Disadvantages of Trigonometric Fourier series

• Fourier series of a function contains noise.
• Trigonometric Fourier series are not preferred when the function are in terms of \large e^{\iota n\omega_0t} instead of function trigonometric function sine and cosine.
• Non integrable function cannot be approximated using Trigonometric Fourier series.
• Also calculation becomes difficult when the function have many terms whether the terms are periodic or non-periodic.
• While approximating a function using Trigonometric Fourier series, to get the better result we have to calculate many terms, example in above example of f(t)=t, 20 terms were calculated to get noise minimum.

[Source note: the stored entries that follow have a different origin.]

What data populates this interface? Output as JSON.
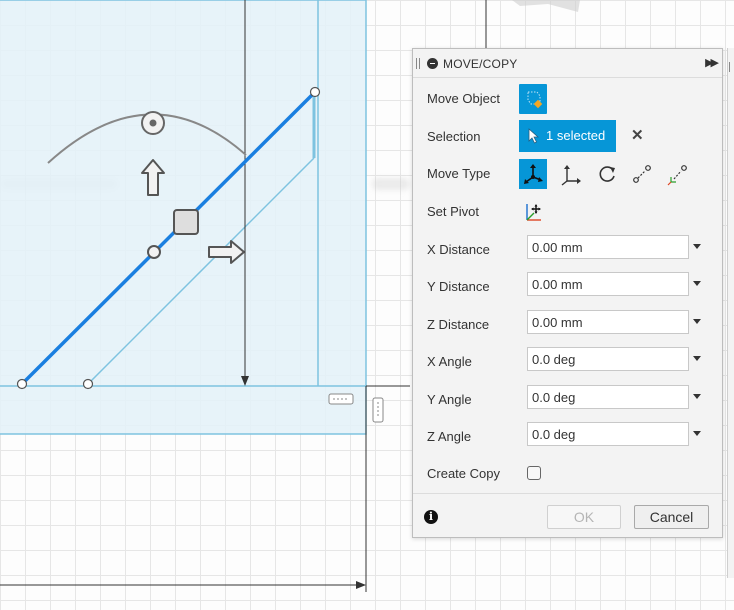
{
  "dialog": {
    "title": "MOVE/COPY",
    "expand_icon": "double-chevron-right-icon",
    "rows": {
      "move_object": {
        "label": "Move Object",
        "icon": "body-select-icon"
      },
      "selection": {
        "label": "Selection",
        "button": "1 selected",
        "clear_icon": "close-icon"
      },
      "move_type": {
        "label": "Move Type",
        "options": [
          "free-move-icon",
          "translate-icon",
          "rotate-icon",
          "point-to-point-icon",
          "point-to-position-icon"
        ],
        "active": "free-move-icon"
      },
      "set_pivot": {
        "label": "Set Pivot",
        "icon": "pivot-axes-icon"
      },
      "x_distance": {
        "label": "X Distance",
        "value": "0.00 mm"
      },
      "y_distance": {
        "label": "Y Distance",
        "value": "0.00 mm"
      },
      "z_distance": {
        "label": "Z Distance",
        "value": "0.00 mm"
      },
      "x_angle": {
        "label": "X Angle",
        "value": "0.0 deg"
      },
      "y_angle": {
        "label": "Y Angle",
        "value": "0.0 deg"
      },
      "z_angle": {
        "label": "Z Angle",
        "value": "0.0 deg"
      },
      "create_copy": {
        "label": "Create Copy",
        "checked": false
      }
    },
    "footer": {
      "info_icon": "info-icon",
      "ok": "OK",
      "cancel": "Cancel",
      "ok_enabled": false
    }
  },
  "colors": {
    "accent": "#0696d7",
    "sketch_line": "#1a7fe0",
    "sketch_fill": "#e3f1f8",
    "sketch_edge": "#7ec3e0"
  }
}
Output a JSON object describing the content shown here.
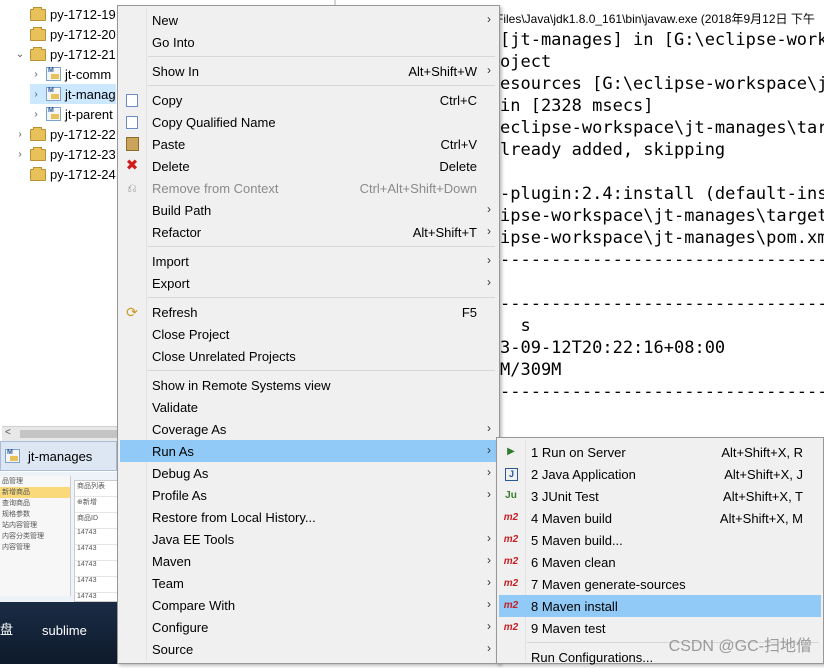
{
  "explorer": {
    "items": [
      {
        "label": "py-1712-19",
        "type": "folder",
        "twisty": ""
      },
      {
        "label": "py-1712-20",
        "type": "folder",
        "twisty": ""
      },
      {
        "label": "py-1712-21",
        "type": "folder",
        "twisty": "expanded"
      },
      {
        "label": "jt-comm",
        "type": "maven",
        "twisty": "collapsed"
      },
      {
        "label": "jt-manag",
        "type": "maven",
        "twisty": "collapsed",
        "selected": true
      },
      {
        "label": "jt-parent",
        "type": "maven",
        "twisty": "collapsed"
      },
      {
        "label": "py-1712-22",
        "type": "folder",
        "twisty": "collapsed"
      },
      {
        "label": "py-1712-23",
        "type": "folder",
        "twisty": "collapsed"
      },
      {
        "label": "py-1712-24",
        "type": "folder",
        "twisty": ""
      }
    ]
  },
  "console": {
    "header": "Files\\Java\\jdk1.8.0_161\\bin\\javaw.exe (2018年9月12日 下午",
    "lines": [
      "[jt-manages] in [G:\\eclipse-work",
      "oject",
      "esources [G:\\eclipse-workspace\\jt",
      "in [2328 msecs]",
      "eclipse-workspace\\jt-manages\\targ",
      "lready added, skipping",
      "",
      "-plugin:2.4:install (default-inst",
      "ipse-workspace\\jt-manages\\target",
      "ipse-workspace\\jt-manages\\pom.xm",
      "--------------------------------",
      "",
      "--------------------------------",
      "  s",
      "3-09-12T20:22:16+08:00",
      "M/309M",
      "--------------------------------"
    ]
  },
  "taskbar": {
    "label": "jt-manages"
  },
  "background_app": {
    "side_items": [
      "品管理",
      "新增商品",
      "查询商品",
      "规格参数",
      "站内容管理",
      "内容分类管理",
      "内容管理"
    ],
    "grid_header": "商品列表",
    "grid_add": "新增",
    "grid_col": "商品ID",
    "grid_rows": [
      "14743",
      "14743",
      "14743",
      "14743",
      "14743"
    ]
  },
  "desktop": {
    "icon_left": "盘",
    "icon_right": "sublime"
  },
  "context_menu": {
    "items": [
      {
        "label": "New",
        "shortcut": "",
        "submenu": true,
        "icon": ""
      },
      {
        "label": "Go Into",
        "shortcut": "",
        "submenu": false,
        "icon": ""
      },
      {
        "sep": true
      },
      {
        "label": "Show In",
        "shortcut": "Alt+Shift+W",
        "submenu": true,
        "icon": ""
      },
      {
        "sep": true
      },
      {
        "label": "Copy",
        "shortcut": "Ctrl+C",
        "submenu": false,
        "icon": "copy-icon"
      },
      {
        "label": "Copy Qualified Name",
        "shortcut": "",
        "submenu": false,
        "icon": "copy-icon"
      },
      {
        "label": "Paste",
        "shortcut": "Ctrl+V",
        "submenu": false,
        "icon": "paste-icon"
      },
      {
        "label": "Delete",
        "shortcut": "Delete",
        "submenu": false,
        "icon": "delete-icon"
      },
      {
        "label": "Remove from Context",
        "shortcut": "Ctrl+Alt+Shift+Down",
        "submenu": false,
        "icon": "remove-icon",
        "disabled": true
      },
      {
        "label": "Build Path",
        "shortcut": "",
        "submenu": true,
        "icon": ""
      },
      {
        "label": "Refactor",
        "shortcut": "Alt+Shift+T",
        "submenu": true,
        "icon": ""
      },
      {
        "sep": true
      },
      {
        "label": "Import",
        "shortcut": "",
        "submenu": true,
        "icon": ""
      },
      {
        "label": "Export",
        "shortcut": "",
        "submenu": true,
        "icon": ""
      },
      {
        "sep": true
      },
      {
        "label": "Refresh",
        "shortcut": "F5",
        "submenu": false,
        "icon": "refresh-icon"
      },
      {
        "label": "Close Project",
        "shortcut": "",
        "submenu": false,
        "icon": ""
      },
      {
        "label": "Close Unrelated Projects",
        "shortcut": "",
        "submenu": false,
        "icon": ""
      },
      {
        "sep": true
      },
      {
        "label": "Show in Remote Systems view",
        "shortcut": "",
        "submenu": false,
        "icon": ""
      },
      {
        "label": "Validate",
        "shortcut": "",
        "submenu": false,
        "icon": ""
      },
      {
        "label": "Coverage As",
        "shortcut": "",
        "submenu": true,
        "icon": ""
      },
      {
        "label": "Run As",
        "shortcut": "",
        "submenu": true,
        "icon": "",
        "highlighted": true
      },
      {
        "label": "Debug As",
        "shortcut": "",
        "submenu": true,
        "icon": ""
      },
      {
        "label": "Profile As",
        "shortcut": "",
        "submenu": true,
        "icon": ""
      },
      {
        "label": "Restore from Local History...",
        "shortcut": "",
        "submenu": false,
        "icon": ""
      },
      {
        "label": "Java EE Tools",
        "shortcut": "",
        "submenu": true,
        "icon": ""
      },
      {
        "label": "Maven",
        "shortcut": "",
        "submenu": true,
        "icon": ""
      },
      {
        "label": "Team",
        "shortcut": "",
        "submenu": true,
        "icon": ""
      },
      {
        "label": "Compare With",
        "shortcut": "",
        "submenu": true,
        "icon": ""
      },
      {
        "label": "Configure",
        "shortcut": "",
        "submenu": true,
        "icon": ""
      },
      {
        "label": "Source",
        "shortcut": "",
        "submenu": true,
        "icon": ""
      }
    ]
  },
  "run_as_menu": {
    "items": [
      {
        "label": "1 Run on Server",
        "shortcut": "Alt+Shift+X, R",
        "icon": "server-icon",
        "glyph": "▶"
      },
      {
        "label": "2 Java Application",
        "shortcut": "Alt+Shift+X, J",
        "icon": "java-icon",
        "glyph": "J"
      },
      {
        "label": "3 JUnit Test",
        "shortcut": "Alt+Shift+X, T",
        "icon": "junit-icon",
        "glyph": "Ju"
      },
      {
        "label": "4 Maven build",
        "shortcut": "Alt+Shift+X, M",
        "icon": "maven-icon",
        "glyph": "m2"
      },
      {
        "label": "5 Maven build...",
        "shortcut": "",
        "icon": "maven-icon",
        "glyph": "m2"
      },
      {
        "label": "6 Maven clean",
        "shortcut": "",
        "icon": "maven-icon",
        "glyph": "m2"
      },
      {
        "label": "7 Maven generate-sources",
        "shortcut": "",
        "icon": "maven-icon",
        "glyph": "m2"
      },
      {
        "label": "8 Maven install",
        "shortcut": "",
        "icon": "maven-icon",
        "glyph": "m2",
        "highlighted": true
      },
      {
        "label": "9 Maven test",
        "shortcut": "",
        "icon": "maven-icon",
        "glyph": "m2"
      },
      {
        "sep": true
      },
      {
        "label": "Run Configurations...",
        "shortcut": "",
        "icon": "",
        "glyph": ""
      }
    ]
  },
  "watermark": "CSDN @GC-扫地僧"
}
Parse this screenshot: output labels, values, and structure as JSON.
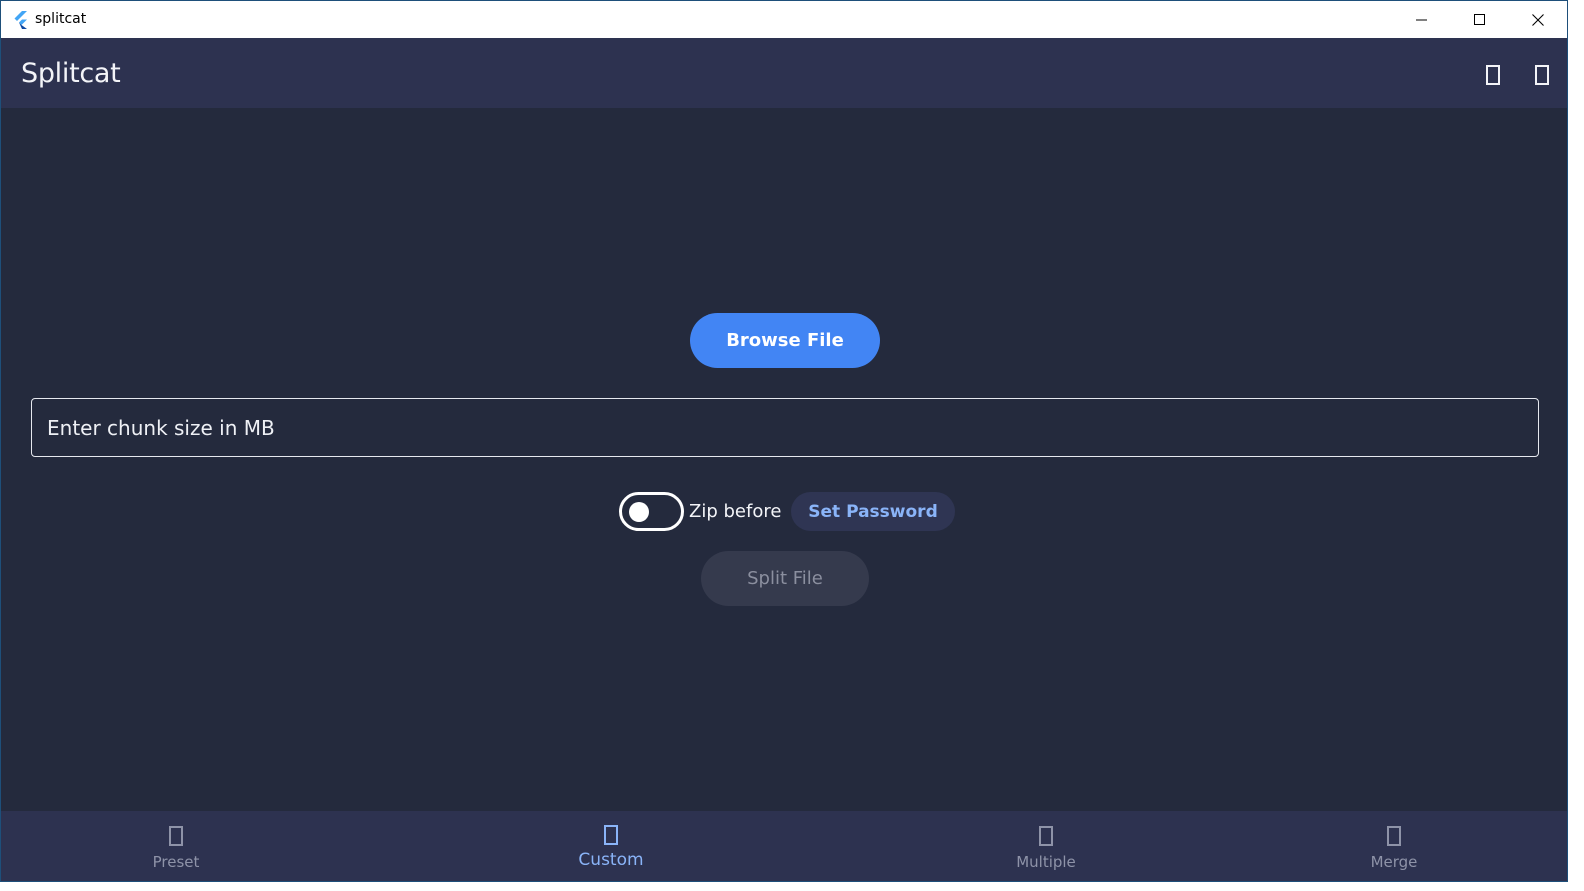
{
  "window": {
    "title": "splitcat",
    "controls": {
      "minimize": "minimize-icon",
      "maximize": "maximize-icon",
      "close": "close-icon"
    }
  },
  "appbar": {
    "title": "Splitcat",
    "actions": [
      {
        "icon": "missing-glyph-icon"
      },
      {
        "icon": "missing-glyph-icon"
      }
    ]
  },
  "main": {
    "browse_label": "Browse File",
    "chunk_input": {
      "placeholder": "Enter chunk size in MB",
      "value": ""
    },
    "zip_toggle": {
      "label": "Zip before",
      "checked": false
    },
    "set_password_label": "Set Password",
    "split_label": "Split File"
  },
  "bottom_nav": {
    "items": [
      {
        "label": "Preset",
        "icon": "missing-glyph-icon",
        "active": false
      },
      {
        "label": "Custom",
        "icon": "missing-glyph-icon",
        "active": true
      },
      {
        "label": "Multiple",
        "icon": "missing-glyph-icon",
        "active": false
      },
      {
        "label": "Merge",
        "icon": "missing-glyph-icon",
        "active": false
      }
    ]
  },
  "colors": {
    "background": "#242a3d",
    "appbar": "#2d3250",
    "accent": "#4285f4",
    "active_nav": "#8ab4f8",
    "inactive_nav": "#8e93a8"
  }
}
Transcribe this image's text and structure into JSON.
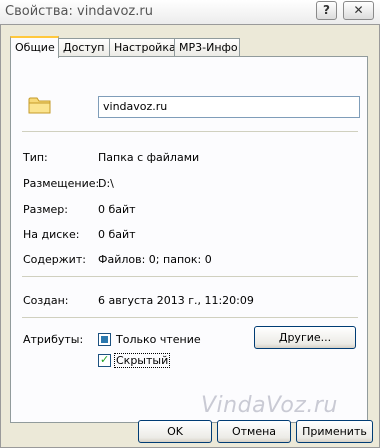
{
  "window": {
    "title": "Свойства: vindavoz.ru",
    "help_button": "?",
    "close_button": "✕"
  },
  "tabs": [
    {
      "label": "Общие",
      "active": true
    },
    {
      "label": "Доступ",
      "active": false
    },
    {
      "label": "Настройка",
      "active": false
    },
    {
      "label": "MP3-Инфо",
      "active": false
    }
  ],
  "general": {
    "icon": "folder-icon",
    "name_value": "vindavoz.ru",
    "type_label": "Тип:",
    "type_value": "Папка с файлами",
    "location_label": "Размещение:",
    "location_value": "D:\\",
    "size_label": "Размер:",
    "size_value": "0 байт",
    "disk_size_label": "На диске:",
    "disk_size_value": "0 байт",
    "contains_label": "Содержит:",
    "contains_value": "Файлов: 0; папок: 0",
    "created_label": "Создан:",
    "created_value": "6 августа 2013 г., 11:20:09",
    "attributes_label": "Атрибуты:",
    "readonly_label": "Только чтение",
    "readonly_state": "indeterminate",
    "hidden_label": "Скрытый",
    "hidden_state": "checked",
    "other_button": "Другие..."
  },
  "footer": {
    "ok_button": "OK",
    "cancel_button": "Отмена",
    "apply_button": "Применить"
  },
  "watermark": "VindaVoz.ru",
  "colors": {
    "dialog_bg": "#ece9d8",
    "panel_bg": "#fcfcfe",
    "active_tab_accent": "#ffc83c",
    "check_mark": "#21a121"
  }
}
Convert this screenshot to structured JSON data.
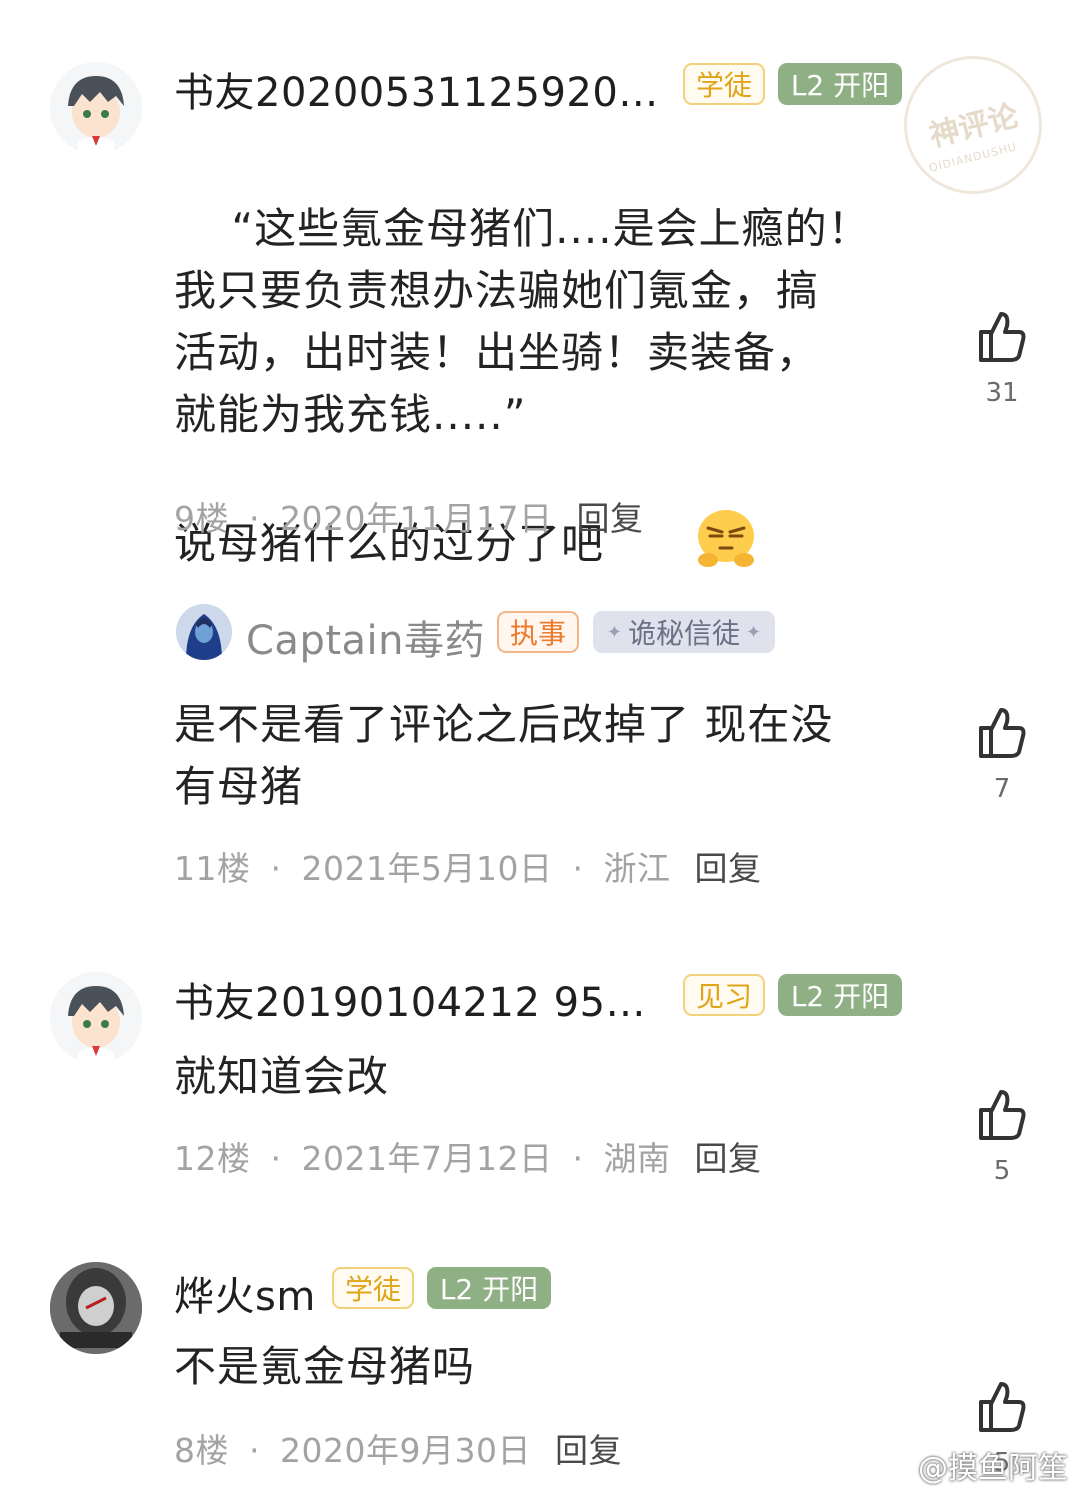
{
  "comments": [
    {
      "username": "书友20200531125920…",
      "badges": [
        "学徒",
        "L2 开阳"
      ],
      "text": "“这些氪金母猪们....是会上瘾的！\n我只要负责想办法骗她们氪金，搞\n活动，出时装！出坐骑！卖装备，\n就能为我充钱.....”\n说母猪什么的过分了吧",
      "floor": "9楼",
      "date": "2020年11月17日",
      "reply": "回复",
      "likes": "31"
    },
    {
      "username": "Captain毒药",
      "badges": [
        "执事",
        "诡秘信徒"
      ],
      "text": "是不是看了评论之后改掉了 现在没\n有母猪",
      "floor": "11楼",
      "date": "2021年5月10日",
      "location": "浙江",
      "reply": "回复",
      "likes": "7"
    },
    {
      "username": "书友20190104212 95…",
      "badges": [
        "见习",
        "L2 开阳"
      ],
      "text": "就知道会改",
      "floor": "12楼",
      "date": "2021年7月12日",
      "location": "湖南",
      "reply": "回复",
      "likes": "5"
    },
    {
      "username": "烨火sm",
      "badges": [
        "学徒",
        "L2 开阳"
      ],
      "text": "不是氪金母猪吗",
      "floor": "8楼",
      "date": "2020年9月30日",
      "reply": "回复",
      "likes": "5"
    }
  ],
  "stamp": {
    "title": "神评论",
    "subtitle": "QIDIANDUSHU"
  },
  "watermark": "@摸鱼阿笙",
  "colors": {
    "gold_badge": "#e0a516",
    "green_badge": "#8faf85",
    "orange_badge": "#ee7a2c",
    "meta": "#a3a3a3"
  },
  "icons": {
    "like": "thumbs-up-icon",
    "emoji": "smirk-emoji-icon"
  }
}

Application of Trigonometric Fourier Series

• Response of system: Fourier series can be used to determine the response of linear time invariant system to periodic input.
• Fourier series are broadly used in modulation, demodulation and filtering of voice signals.
• In machine learning algorithms, Fourier series are used to analyze the periodic data and extract features from that data.
• Fourier series are used in image compression as it reduces the data required for storage or transmission.
• MRI (Magnetic Resonance Imaging) which is used to analyze and reconstruct images from the signal that are received from human body uses Fourier series to accomplish such task.

Conclusion

In this article we have studied Trigonometric Fourier series, its formula and tried to understand with the help of some examples. One should try to understand the general formula of Trigonometric Fourier series as it has many application in analog and digital communication. We have also discussed the advantages and disadvantages of the Fourier series.